Опять все к драке катится. Вот сейчас они начнут бодаться, прибежит Щенников, или Орлов, или сам Глебов, а скоро ужин, пожрать спокойно не получится. Саныч набычился и собрался, прижал локти, подбородок опустил, уши и те как-то в голову что ли втянулись, а Ковалец, напротив, раздулся, как лягушка на свадьбе, и заорал:
– Быстро в штаб!!! Быстро! Это приказ!!!
Это он за счет голоса свой размер увеличивал и перед командиром издалека выслуживался, считал, что у кого громче ор, тот начальству больше заметен.
Но начальство на ор не показалось, из поварской землянки высунулся Лыков с двумя котелками, поглядел на Ковальца неодобрительно, котелки на стол поставил.
– Кушайте, – сказал негромко. – Хотел, чтоб как кулеш получилось.
Саныч тут же уселся за стол, воткнул ложку в кашу, зачерпнул целую гору и стал объедать ее вокруг, как мороженое на палочке.

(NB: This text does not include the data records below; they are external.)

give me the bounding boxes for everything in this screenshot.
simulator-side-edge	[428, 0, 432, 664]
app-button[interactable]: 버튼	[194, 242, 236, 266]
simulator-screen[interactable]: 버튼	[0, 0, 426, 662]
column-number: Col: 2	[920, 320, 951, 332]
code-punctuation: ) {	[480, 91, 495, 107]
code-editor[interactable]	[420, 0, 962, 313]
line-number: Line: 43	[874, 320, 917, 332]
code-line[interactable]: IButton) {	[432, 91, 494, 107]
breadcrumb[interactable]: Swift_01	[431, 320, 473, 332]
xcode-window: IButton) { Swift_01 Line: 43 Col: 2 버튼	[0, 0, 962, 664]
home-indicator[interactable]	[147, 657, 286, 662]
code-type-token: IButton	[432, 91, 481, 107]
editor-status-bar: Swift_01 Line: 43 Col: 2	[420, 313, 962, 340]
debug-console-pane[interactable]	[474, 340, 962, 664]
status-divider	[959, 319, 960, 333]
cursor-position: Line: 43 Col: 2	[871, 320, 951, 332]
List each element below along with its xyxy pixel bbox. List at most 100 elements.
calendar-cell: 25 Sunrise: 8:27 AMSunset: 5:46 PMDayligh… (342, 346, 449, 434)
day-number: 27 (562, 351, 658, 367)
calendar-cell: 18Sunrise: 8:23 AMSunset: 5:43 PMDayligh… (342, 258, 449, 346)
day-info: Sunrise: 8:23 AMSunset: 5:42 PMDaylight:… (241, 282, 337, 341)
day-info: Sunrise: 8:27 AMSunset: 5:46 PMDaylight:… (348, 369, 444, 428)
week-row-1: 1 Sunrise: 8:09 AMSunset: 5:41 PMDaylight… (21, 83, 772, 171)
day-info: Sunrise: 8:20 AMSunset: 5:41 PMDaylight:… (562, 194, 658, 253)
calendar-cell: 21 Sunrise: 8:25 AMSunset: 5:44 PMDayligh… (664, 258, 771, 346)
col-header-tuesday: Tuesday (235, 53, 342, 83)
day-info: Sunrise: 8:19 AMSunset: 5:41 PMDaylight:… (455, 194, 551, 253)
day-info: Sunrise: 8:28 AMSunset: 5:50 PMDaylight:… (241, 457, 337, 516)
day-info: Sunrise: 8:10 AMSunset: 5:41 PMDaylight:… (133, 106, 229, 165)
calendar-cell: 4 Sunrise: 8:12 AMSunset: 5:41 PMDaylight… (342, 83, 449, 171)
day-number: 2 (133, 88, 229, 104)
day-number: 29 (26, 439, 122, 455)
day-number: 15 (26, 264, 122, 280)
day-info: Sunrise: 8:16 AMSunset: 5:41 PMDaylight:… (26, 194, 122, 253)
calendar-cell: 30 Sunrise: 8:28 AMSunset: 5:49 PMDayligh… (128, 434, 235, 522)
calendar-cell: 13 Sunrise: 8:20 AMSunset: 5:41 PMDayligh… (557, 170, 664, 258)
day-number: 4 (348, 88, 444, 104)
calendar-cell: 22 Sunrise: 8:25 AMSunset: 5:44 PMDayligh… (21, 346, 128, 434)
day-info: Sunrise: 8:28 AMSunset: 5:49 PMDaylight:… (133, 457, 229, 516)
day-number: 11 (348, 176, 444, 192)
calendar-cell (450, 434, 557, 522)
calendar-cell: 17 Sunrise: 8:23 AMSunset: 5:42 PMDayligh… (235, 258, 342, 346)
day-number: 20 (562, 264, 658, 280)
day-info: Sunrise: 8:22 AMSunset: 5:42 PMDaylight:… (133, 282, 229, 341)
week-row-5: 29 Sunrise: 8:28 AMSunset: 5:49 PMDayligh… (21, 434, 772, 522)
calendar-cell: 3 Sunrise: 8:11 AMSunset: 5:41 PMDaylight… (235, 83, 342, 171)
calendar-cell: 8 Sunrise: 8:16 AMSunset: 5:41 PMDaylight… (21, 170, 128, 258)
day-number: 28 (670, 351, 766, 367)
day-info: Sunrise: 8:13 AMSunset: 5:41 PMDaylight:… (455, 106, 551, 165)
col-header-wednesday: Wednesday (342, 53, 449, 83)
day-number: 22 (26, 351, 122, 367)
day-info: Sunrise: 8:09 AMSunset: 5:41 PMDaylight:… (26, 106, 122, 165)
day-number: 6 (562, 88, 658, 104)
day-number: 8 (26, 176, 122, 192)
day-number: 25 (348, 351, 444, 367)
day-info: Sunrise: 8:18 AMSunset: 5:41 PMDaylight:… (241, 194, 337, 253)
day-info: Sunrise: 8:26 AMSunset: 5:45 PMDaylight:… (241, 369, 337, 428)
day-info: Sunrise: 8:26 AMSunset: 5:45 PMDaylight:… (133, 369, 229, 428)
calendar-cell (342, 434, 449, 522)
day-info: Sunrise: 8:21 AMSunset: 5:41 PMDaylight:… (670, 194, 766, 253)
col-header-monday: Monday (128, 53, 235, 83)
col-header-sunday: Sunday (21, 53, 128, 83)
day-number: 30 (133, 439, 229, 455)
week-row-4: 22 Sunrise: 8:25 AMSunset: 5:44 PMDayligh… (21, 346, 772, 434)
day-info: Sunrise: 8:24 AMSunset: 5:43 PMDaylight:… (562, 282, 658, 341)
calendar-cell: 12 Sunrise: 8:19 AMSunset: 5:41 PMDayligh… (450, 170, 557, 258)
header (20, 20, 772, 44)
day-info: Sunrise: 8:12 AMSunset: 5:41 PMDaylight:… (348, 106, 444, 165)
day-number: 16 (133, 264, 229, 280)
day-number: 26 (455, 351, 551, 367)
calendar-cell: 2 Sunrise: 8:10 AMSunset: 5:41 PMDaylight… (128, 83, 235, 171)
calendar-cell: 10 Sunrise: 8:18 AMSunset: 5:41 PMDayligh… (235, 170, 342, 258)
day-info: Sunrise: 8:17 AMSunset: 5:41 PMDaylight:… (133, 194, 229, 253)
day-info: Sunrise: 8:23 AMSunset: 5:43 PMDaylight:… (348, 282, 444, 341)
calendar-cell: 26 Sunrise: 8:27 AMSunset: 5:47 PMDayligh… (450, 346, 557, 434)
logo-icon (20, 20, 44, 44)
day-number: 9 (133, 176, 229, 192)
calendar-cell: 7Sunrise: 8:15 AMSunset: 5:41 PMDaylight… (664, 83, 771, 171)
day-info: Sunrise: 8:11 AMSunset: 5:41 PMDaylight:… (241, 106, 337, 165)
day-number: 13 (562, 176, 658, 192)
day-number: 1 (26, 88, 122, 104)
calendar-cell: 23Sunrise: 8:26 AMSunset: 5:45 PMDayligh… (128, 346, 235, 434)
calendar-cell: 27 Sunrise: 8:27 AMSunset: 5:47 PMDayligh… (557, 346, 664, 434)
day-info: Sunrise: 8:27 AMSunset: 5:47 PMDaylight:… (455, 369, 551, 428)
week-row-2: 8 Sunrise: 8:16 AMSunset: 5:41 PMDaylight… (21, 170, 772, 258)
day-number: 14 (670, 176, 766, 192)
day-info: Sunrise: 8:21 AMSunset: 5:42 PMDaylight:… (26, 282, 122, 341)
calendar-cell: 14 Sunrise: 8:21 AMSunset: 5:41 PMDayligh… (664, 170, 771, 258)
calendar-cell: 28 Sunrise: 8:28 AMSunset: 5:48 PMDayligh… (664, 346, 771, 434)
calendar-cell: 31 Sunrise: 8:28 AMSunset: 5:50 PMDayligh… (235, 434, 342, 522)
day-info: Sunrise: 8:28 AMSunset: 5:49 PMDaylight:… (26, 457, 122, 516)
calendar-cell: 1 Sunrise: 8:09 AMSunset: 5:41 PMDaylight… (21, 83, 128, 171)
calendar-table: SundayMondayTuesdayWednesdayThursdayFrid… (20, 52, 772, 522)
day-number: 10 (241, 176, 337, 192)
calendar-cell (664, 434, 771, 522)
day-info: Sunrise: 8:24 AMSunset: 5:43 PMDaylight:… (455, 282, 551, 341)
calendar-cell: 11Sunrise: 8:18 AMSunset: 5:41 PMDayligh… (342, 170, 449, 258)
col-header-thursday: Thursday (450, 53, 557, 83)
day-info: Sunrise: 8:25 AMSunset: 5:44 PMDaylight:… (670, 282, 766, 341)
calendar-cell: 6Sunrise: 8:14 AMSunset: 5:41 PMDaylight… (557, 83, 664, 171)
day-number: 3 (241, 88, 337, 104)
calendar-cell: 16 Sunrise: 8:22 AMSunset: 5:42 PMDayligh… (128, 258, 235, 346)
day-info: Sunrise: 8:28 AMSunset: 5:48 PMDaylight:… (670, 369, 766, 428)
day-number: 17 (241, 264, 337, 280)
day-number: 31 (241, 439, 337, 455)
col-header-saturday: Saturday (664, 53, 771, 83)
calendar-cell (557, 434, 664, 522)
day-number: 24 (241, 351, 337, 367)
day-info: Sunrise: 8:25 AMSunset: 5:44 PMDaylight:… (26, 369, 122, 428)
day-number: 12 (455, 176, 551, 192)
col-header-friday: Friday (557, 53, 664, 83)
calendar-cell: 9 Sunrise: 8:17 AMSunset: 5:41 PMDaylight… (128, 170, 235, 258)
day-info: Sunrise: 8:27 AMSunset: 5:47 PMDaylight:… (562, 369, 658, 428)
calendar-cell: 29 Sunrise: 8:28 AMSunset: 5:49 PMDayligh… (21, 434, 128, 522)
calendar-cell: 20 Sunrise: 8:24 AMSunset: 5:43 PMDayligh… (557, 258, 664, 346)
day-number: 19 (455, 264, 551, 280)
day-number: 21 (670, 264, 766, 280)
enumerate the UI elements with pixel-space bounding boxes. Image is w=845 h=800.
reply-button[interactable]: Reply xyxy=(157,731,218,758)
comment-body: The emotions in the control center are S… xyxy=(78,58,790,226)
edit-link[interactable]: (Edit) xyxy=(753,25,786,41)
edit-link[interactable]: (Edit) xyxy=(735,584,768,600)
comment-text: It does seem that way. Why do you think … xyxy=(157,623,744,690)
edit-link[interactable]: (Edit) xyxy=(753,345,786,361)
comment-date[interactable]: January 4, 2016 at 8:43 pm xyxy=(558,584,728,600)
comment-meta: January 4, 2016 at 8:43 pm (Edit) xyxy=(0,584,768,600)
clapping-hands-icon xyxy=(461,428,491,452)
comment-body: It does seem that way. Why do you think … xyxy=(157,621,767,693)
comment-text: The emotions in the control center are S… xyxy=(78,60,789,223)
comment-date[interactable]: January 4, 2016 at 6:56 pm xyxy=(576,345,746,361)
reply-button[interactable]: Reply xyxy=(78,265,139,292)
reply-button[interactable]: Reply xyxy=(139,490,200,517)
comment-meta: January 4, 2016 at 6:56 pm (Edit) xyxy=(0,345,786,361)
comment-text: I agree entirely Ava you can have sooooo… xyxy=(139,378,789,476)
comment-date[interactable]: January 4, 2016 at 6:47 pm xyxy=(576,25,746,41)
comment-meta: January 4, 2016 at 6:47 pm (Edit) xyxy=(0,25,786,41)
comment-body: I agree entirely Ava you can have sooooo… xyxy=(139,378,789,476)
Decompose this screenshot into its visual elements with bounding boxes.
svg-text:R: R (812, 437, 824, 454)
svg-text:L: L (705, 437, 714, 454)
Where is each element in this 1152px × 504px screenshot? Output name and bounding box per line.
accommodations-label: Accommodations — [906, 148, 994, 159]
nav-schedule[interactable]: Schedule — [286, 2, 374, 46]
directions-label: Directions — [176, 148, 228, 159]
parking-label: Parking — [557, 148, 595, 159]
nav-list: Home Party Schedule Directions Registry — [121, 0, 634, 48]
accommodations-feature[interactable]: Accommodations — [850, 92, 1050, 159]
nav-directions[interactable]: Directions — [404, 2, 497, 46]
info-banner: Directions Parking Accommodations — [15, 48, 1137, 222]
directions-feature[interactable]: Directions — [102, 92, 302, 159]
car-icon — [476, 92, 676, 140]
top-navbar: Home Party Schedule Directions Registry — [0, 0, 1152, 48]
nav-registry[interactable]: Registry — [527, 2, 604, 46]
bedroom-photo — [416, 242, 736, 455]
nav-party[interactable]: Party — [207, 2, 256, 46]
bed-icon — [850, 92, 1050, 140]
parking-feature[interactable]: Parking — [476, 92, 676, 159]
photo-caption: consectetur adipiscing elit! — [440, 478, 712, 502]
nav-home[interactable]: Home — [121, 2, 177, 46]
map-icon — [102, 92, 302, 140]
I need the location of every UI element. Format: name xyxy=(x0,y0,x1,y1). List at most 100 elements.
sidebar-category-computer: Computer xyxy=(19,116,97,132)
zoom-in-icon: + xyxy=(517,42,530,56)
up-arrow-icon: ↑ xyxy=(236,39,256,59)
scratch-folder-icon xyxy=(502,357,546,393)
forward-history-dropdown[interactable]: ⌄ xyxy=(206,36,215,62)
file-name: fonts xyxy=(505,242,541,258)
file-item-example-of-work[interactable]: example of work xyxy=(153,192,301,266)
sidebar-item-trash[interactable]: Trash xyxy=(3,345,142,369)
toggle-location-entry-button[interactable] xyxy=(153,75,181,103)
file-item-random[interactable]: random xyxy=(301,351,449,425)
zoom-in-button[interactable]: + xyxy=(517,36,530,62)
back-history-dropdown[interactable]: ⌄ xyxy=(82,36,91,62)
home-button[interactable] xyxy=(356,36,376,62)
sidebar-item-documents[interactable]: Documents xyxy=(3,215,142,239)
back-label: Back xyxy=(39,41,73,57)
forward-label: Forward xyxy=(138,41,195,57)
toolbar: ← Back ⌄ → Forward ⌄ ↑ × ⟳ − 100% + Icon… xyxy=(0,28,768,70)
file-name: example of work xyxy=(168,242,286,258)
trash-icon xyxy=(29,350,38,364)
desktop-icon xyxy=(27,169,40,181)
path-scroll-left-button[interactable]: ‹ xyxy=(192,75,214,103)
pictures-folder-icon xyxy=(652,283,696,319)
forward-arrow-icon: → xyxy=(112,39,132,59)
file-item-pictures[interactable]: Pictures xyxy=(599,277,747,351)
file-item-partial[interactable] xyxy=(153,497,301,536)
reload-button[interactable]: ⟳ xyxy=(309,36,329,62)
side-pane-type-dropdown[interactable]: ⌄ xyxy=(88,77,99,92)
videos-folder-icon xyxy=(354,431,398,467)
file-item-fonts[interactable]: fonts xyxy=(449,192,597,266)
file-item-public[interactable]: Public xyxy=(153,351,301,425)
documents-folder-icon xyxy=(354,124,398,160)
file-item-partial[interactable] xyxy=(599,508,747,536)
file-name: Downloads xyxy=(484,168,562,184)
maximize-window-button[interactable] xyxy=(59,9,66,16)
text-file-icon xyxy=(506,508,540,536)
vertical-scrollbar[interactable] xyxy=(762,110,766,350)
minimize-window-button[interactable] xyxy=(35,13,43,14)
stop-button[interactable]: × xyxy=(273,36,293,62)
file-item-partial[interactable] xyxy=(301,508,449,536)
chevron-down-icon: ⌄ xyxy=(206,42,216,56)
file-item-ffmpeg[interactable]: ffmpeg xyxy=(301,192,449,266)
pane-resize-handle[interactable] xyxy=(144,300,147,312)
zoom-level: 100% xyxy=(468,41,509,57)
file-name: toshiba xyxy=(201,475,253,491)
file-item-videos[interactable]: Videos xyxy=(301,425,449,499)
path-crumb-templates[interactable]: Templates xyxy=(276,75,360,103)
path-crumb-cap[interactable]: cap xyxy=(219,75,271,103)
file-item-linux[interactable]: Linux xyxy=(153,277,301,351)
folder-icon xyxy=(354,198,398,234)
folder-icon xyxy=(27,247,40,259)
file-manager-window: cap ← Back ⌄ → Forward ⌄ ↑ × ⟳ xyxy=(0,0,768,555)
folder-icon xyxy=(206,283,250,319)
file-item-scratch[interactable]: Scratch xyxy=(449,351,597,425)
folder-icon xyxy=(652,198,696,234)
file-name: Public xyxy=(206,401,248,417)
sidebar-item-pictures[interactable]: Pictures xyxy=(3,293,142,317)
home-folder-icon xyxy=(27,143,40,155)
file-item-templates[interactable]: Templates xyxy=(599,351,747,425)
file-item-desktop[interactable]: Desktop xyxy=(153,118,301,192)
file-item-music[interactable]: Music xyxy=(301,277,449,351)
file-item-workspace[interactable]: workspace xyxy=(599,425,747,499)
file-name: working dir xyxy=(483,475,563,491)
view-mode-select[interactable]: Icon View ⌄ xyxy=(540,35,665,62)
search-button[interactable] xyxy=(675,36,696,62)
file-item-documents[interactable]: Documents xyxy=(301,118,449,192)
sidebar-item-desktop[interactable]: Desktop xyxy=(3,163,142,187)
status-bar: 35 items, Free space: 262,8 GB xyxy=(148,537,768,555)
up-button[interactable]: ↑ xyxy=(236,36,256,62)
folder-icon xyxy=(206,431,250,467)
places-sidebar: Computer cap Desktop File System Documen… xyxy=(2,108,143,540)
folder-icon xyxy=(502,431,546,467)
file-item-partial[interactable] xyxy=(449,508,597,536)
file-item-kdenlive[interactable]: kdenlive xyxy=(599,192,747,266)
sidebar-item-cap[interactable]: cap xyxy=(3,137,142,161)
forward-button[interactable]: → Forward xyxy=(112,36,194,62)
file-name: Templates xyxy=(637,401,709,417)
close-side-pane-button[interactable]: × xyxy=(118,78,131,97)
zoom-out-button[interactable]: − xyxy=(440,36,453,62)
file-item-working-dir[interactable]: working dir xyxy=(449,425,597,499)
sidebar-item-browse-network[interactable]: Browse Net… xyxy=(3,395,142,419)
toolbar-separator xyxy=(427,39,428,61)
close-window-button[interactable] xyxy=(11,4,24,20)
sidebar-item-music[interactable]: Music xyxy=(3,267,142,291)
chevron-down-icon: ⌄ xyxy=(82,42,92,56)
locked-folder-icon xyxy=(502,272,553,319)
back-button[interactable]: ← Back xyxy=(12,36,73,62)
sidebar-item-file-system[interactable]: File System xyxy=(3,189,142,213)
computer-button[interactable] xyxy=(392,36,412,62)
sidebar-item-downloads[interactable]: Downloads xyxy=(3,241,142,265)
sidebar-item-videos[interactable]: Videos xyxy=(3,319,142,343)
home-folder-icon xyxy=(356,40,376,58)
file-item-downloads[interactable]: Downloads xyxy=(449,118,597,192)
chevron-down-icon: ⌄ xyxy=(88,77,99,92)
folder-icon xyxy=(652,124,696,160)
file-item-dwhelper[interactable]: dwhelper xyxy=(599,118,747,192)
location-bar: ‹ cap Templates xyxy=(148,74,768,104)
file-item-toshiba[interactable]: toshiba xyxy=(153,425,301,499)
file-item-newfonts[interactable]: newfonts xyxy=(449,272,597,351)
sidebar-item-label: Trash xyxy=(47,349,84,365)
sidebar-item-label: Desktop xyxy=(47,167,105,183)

– Ты что, издеваешься?! – завопил Ковалец.
– Ты что тут орешь?! – начал сердится Лыков. – Ты мне тут не ори! Я сам так тебе крикну! Чего опять к мальчишкам вяжешься?! Они по оврагам три дня болтались, а ты им поесть не даешь!
Лыков повар. Плохой, он в керосинке раньше работал продавцом. Спички, мыло, мука, ячмень, ну, его здесь на кухню и поставили – вроде как к продуктам питания отношение имел, вот и годен. Вот он нам и кашеварит, как умеет: то крупа недоварена, то песок хрустит, про недосол уж никто и не вспоминает. А лук всегда пережженный. Но у нас никто не ругается, горячо и много – значит и вкусно. Вот и сейчас шкварки застревали в зубах, лук Лыков пожарить забыл и порезать забыл, просто забросил в котел целиком, и он распространился по всей каше, мягкий и разваренный. Вместо моркови то ли грибы пересушенные, то ли корешки подозрительные. Еда. Раньше бы меня от этого всего стошнило, сейчас добавки попросил бы. Только Лыков и так ее приносит, без напоминания. Он нас жалеет, у него то ли внуки, то ли правнуки уже, и мы их ему, наверное, напоминаем.
А дурачок Ковалец на нас покатил, помешал обедне, вот Лыков сразу и рассвирепел, настоящий керосинщик, а они всегда немного сумасшедшие – от горючих паров. У Лыкова и вид такой – керосиновый, желтый, глаза впалые, худой, хоть и при кухне состоит. Организм весь насквозь отравлен и пропитан, мясо на костях не задерживается.
– Смотри у меня, бестолковый, – Лыков мрачно уставился на Ковальца. – Я за тобой давно уже наблюдаю! Мужик уже, а все к ребятишкам прицепляешься!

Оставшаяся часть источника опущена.